There are many pitfalls that can compromise or even invalidate the scientific findings and conclusions of a controlled experiment that uses mutation testing.
It can be a daunting challenge for experimenters and researchers to be sure they have catered for all of the potential threats to validity that have accrued over four decades of literature recording the development of mutation testing.
Therefore, to address this challenge, we provide a simple seven-step checklist that aims to give experimenters the confidence that they are compliant with best practice reporting of results. Ensuring that all seven steps are met is relatively straightforward, because it simply involves explaining and justifying choices that may affect conclusion validity.
Nevertheless, experimenters who follow these seven steps help other researchers replicate and investigate, properly, the influence of such potentially confounding factors, thereby contributing to the overall experimental robustness of their study.
- Mutant Selection: Explain the choice of mutant operators. One of the most important things that experimenters need to explain is the appropriateness of the chosen mutant operators with respect to the programming language used.
- Mutation Testing Tool: Justify the choice of mutation testing tool. The choice of mutation testing tool needs to be made carefully as at the current state, mutation testing tools differ significantly [Kintis:EMSE:2017]. To support the reproducibility and comprehension of the experimental results, researchers should also clearly describe the exact version of the employed mutation testing tool. If the used tool is not a publicly available, researchers should
list the exact transformation rules (mutant instances supported by each operator [Kintis:EMSE:2017]) that are supported by the mutant operators selected. Unfortunately, our survey found that more than a quarter of the empirical studies does not report such details. The objective is to provide readers with the low-level details that might vary from one study to another, so that these can be accounted for in subsequent studies.
- Mutant redundancy: Justify the steps taken to control mutant redundancy. Mutant redundancy may have a large impact on the validity of the assessment. Therefore, it is important to explain how mutant redundancy is handled (perhaps in the threats to validity section). Where possible, experimenters are advised to additionally use techniques like TCE [7882714] to remove the duplicate mutants (in case the interest is on the achieved score of a technique), or a dynamic approximation of the disjoint mutation score [PapadakisHHJT16], [7927997] (in case the interest is on comparing test techniques). Please consult Section 9.4 of the survey [PapadakisKZJTH18], for Algorithm 1 that provides the approximation of the disjoint mutants. In case these techniques are expensive, researchers are advised to clarify this and contrast their findings on a (small) sample of cases where mutant redundancy is controlled.

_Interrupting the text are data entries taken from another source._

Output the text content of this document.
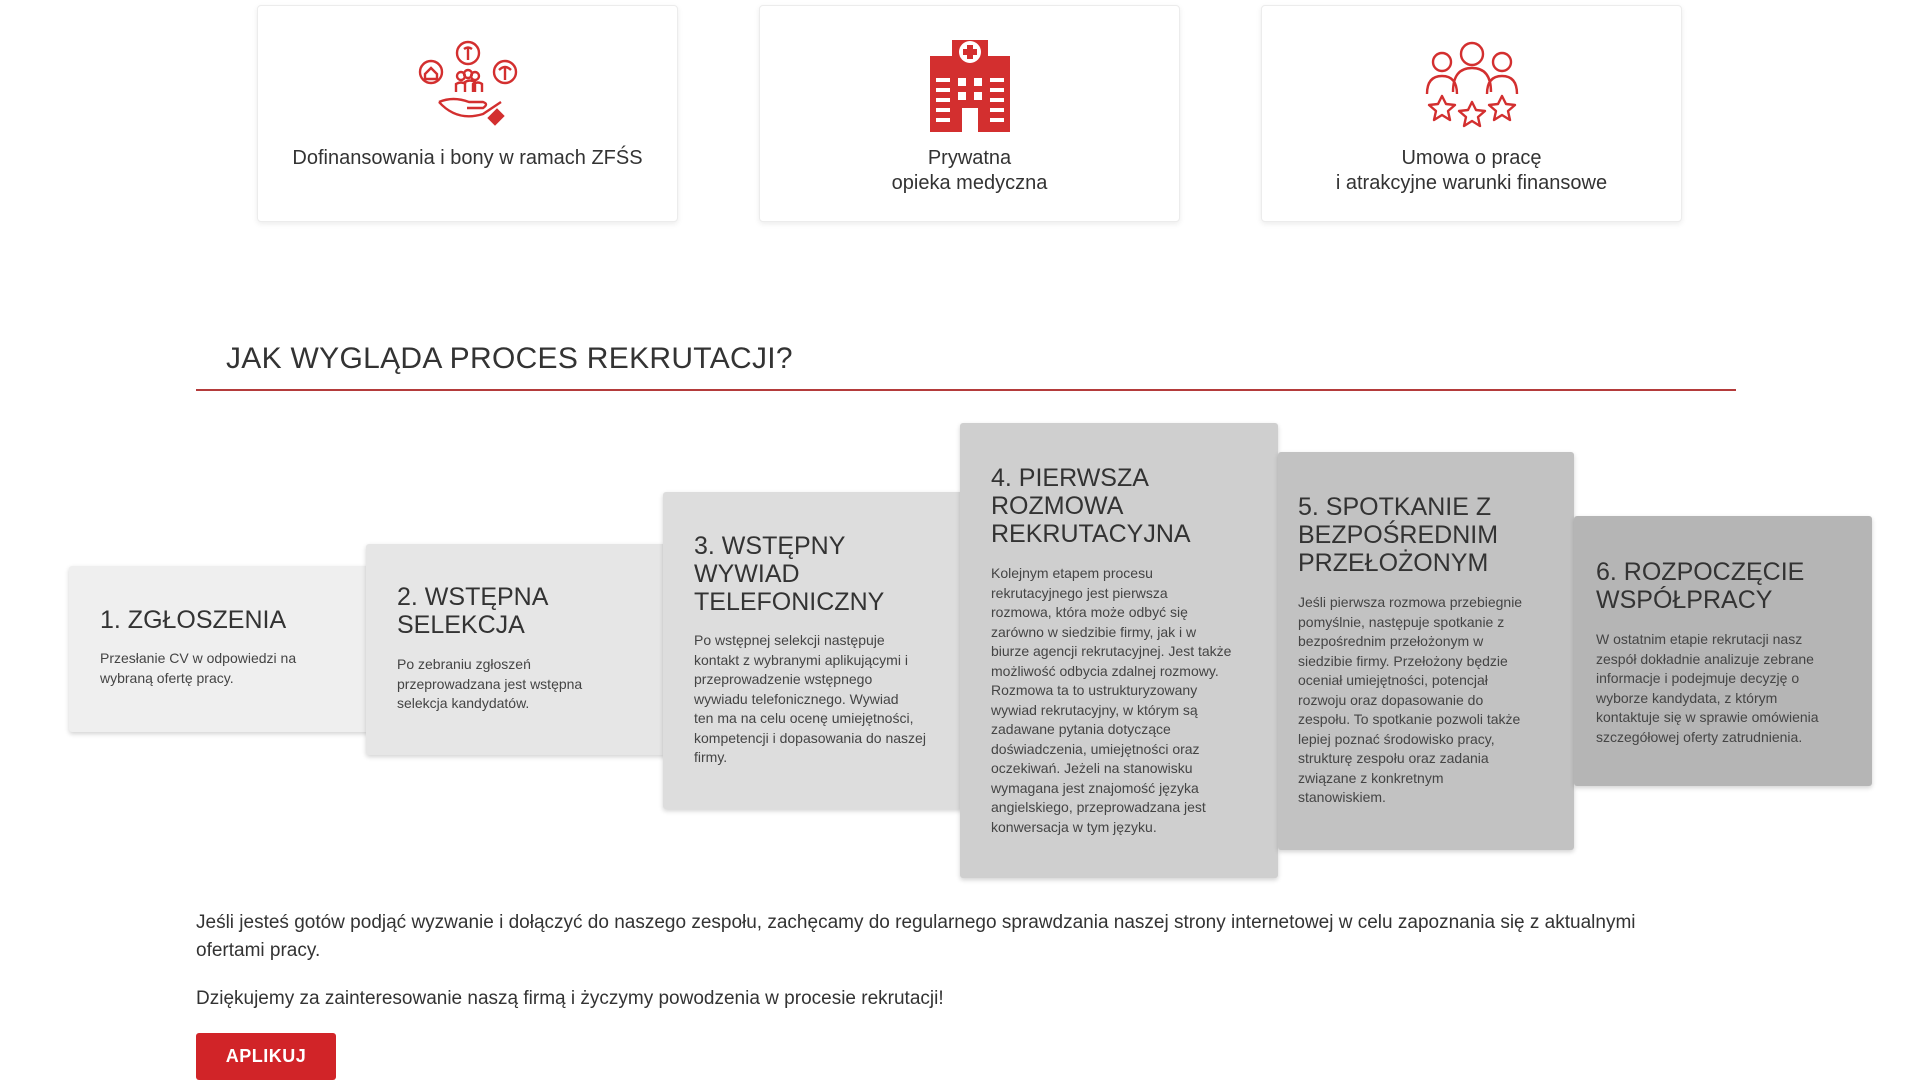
Dofinansowania i bony w ramach ZFŚS	Prywatna
opieka medyczna
Umowa o pracę
i atrakcyjne warunki finansowe
JAK WYGLĄDA PROCES REKRUTACJI?
1. ZGŁOSZENIA

Przesłanie CV w odpowiedzi na
wybraną ofertę pracy.

2. WSTĘPNA
SELEKCJA

Po zebraniu zgłoszeń
przeprowadzana jest wstępna
selekcja kandydatów.

3. WSTĘPNY
WYWIAD
TELEFONICZNY

Po wstępnej selekcji następuje
kontakt z wybranymi aplikującymi i
przeprowadzenie wstępnego
wywiadu telefonicznego. Wywiad
ten ma na celu ocenę umiejętności,
kompetencji i dopasowania do naszej
firmy.

4. PIERWSZA
ROZMOWA
REKRUTACYJNA

Kolejnym etapem procesu
rekrutacyjnego jest pierwsza
rozmowa, która może odbyć się
zarówno w siedzibie firmy, jak i w
biurze agencji rekrutacyjnej. Jest także
możliwość odbycia zdalnej rozmowy.
Rozmowa ta to ustrukturyzowany
wywiad rekrutacyjny, w którym są
zadawane pytania dotyczące
doświadczenia, umiejętności oraz
oczekiwań. Jeżeli na stanowisku
wymagana jest znajomość języka
angielskiego, przeprowadzana jest
konwersacja w tym języku.

5. SPOTKANIE Z
BEZPOŚREDNIM
PRZEŁOŻONYM

Jeśli pierwsza rozmowa przebiegnie
pomyślnie, następuje spotkanie z
bezpośrednim przełożonym w
siedzibie firmy. Przełożony będzie
oceniał umiejętności, potencjał
rozwoju oraz dopasowanie do
zespołu. To spotkanie pozwoli także
lepiej poznać środowisko pracy,
strukturę zespołu oraz zadania
związane z konkretnym
stanowiskiem.

6. ROZPOCZĘCIE
WSPÓŁPRACY

W ostatnim etapie rekrutacji nasz
zespół dokładnie analizuje zebrane
informacje i podejmuje decyzję o
wyborze kandydata, z którym
kontaktuje się w sprawie omówienia
szczegółowej oferty zatrudnienia.

Jeśli jesteś gotów podjąć wyzwanie i dołączyć do naszego zespołu, zachęcamy do regularnego sprawdzania naszej strony internetowej w celu zapoznania się z aktualnymi ofertami pracy.

Dziękujemy za zainteresowanie naszą firmą i życzymy powodzenia w procesie rekrutacji!

APLIKUJ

- Test suite choice and size: Explain the choice of test suite and any steps taken to account for the effects of test suite size, where appropriate. Ideally, an experimenter would like to have large, diverse (i.e., mutants are killed by multiple test cases) and high-strength (i.e., killing the majority of the mutants) test suites. As such test suites are rare in most of the open-source projects, researchers are advised to demonstrate and contrast their findings with a (small) sample of subjects with strong and diverse test suites (perhaps in addition to the chosen subjects). Alternatively, experimenters may consider using automated tools to augment their test suites. Overall, the objective is to
allow other researchers to create a similar test suite and/or to experiment with different choice of suite and measure the effects of such choices.

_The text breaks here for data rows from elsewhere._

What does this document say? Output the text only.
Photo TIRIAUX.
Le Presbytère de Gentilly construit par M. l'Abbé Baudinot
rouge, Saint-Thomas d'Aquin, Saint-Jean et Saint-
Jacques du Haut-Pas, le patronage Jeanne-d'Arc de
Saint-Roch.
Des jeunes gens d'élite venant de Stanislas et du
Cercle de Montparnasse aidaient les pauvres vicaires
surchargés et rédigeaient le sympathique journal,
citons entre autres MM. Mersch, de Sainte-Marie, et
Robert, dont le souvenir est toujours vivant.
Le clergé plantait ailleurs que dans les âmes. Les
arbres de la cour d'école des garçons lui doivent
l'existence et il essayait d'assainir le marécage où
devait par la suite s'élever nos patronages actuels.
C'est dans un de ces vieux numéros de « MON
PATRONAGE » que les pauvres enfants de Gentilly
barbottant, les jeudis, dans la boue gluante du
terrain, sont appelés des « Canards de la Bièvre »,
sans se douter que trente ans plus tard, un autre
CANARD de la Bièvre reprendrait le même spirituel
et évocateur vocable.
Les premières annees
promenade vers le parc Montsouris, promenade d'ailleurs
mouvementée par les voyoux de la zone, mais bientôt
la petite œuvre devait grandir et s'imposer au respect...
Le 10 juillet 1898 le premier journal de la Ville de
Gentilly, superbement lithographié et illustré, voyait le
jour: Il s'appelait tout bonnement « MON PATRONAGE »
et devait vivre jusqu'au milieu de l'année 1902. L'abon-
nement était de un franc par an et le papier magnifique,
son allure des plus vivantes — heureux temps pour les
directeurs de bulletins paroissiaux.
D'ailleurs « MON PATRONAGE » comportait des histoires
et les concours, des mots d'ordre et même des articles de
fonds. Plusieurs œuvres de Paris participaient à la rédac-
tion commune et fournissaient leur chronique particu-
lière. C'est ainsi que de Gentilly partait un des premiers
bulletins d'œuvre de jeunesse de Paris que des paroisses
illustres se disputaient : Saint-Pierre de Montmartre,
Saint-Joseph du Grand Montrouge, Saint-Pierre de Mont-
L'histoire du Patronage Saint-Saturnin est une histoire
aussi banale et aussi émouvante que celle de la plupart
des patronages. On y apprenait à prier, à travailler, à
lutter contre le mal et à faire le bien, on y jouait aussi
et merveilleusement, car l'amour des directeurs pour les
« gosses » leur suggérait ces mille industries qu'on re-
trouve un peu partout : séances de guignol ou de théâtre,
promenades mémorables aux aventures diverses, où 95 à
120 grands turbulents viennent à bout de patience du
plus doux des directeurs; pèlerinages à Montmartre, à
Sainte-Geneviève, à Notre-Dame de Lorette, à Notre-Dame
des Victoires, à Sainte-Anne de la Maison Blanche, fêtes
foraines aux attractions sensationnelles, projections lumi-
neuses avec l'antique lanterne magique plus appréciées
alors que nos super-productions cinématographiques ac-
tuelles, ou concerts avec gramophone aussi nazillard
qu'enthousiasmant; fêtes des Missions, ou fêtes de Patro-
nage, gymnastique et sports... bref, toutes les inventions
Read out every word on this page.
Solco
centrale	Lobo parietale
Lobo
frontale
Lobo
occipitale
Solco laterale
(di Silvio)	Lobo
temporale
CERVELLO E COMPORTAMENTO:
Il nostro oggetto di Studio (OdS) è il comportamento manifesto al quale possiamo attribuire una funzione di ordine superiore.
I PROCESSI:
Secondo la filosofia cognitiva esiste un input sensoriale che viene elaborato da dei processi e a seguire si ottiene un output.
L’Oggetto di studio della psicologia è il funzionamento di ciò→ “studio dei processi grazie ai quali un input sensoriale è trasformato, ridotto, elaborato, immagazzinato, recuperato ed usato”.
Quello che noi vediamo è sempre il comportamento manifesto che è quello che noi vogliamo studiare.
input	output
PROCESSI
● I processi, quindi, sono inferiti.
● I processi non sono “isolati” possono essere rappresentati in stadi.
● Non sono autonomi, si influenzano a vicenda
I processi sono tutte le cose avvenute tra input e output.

- Clean Program Assumption: Explain whet the study relies on the CPA assumption.
Ideally, where possible, the CPA should not be relied upon; testing should be applied to the faulty programs (instead of the clean, non-faulty ones). If this is not possible (potentially due to execution cost or lack of resources), researchers are advised to note the reliance on the CPA. Its effects may be small in some cases, justifying reliance on this assumption.

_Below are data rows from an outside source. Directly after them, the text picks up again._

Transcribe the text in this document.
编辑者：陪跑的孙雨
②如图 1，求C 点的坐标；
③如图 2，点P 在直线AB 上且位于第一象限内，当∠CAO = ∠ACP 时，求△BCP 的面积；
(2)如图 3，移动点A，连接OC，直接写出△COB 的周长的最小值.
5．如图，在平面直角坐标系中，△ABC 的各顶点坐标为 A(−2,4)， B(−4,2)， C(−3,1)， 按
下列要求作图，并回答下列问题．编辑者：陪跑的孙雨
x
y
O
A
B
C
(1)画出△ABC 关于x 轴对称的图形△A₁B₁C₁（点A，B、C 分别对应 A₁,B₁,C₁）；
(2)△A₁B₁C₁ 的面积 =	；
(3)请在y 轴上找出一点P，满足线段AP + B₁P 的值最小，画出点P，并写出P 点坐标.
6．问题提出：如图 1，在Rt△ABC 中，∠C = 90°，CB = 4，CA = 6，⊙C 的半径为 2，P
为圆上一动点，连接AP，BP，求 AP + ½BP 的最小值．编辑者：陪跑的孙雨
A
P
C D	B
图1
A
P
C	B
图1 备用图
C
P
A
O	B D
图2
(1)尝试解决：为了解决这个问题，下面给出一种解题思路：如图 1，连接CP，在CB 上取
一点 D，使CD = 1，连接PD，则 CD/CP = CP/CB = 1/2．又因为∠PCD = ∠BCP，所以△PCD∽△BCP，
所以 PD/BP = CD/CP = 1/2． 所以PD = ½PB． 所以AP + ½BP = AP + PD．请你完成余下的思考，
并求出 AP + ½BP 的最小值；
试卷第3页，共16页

Either way, explicitly stating whether or not it is relied upon will aid clarity and facilitate subsequent studies.
- Multiple experimental repetitions: Clarify the number of experimental repetitions. Ideally, when techniques make stochastic choices they should be assessed by multiple experimental repetitions [Harman2012], [arcuri_STVR_11]. In practice, this might not be possible due to the required execution time or other constraints. In this case, researchers have to choose between experiments with many subjects but few repetitions or experiments with few subjects and many repetitions; research suggests that it is preferable to choose the second option [DelamaroO14]. Of course, this choice needs to be clarified according to the specific context and goals of the study.
- Presentation of the results: Clarify the granularity level of the empirical results. Many empirical studies compute mutation scores over the whole subject projects they are using (one score per project). Since, this practice may not generalise to other granularity levels (two methods can have a similar number of mutants killed on a project (overall number), but quite different numbers, of mutants killed, on the individual units of the project.}) (such as unit level) [LaurentVPHT16], researchers should report and explain the suitability of the chosen granularity level at the given application context.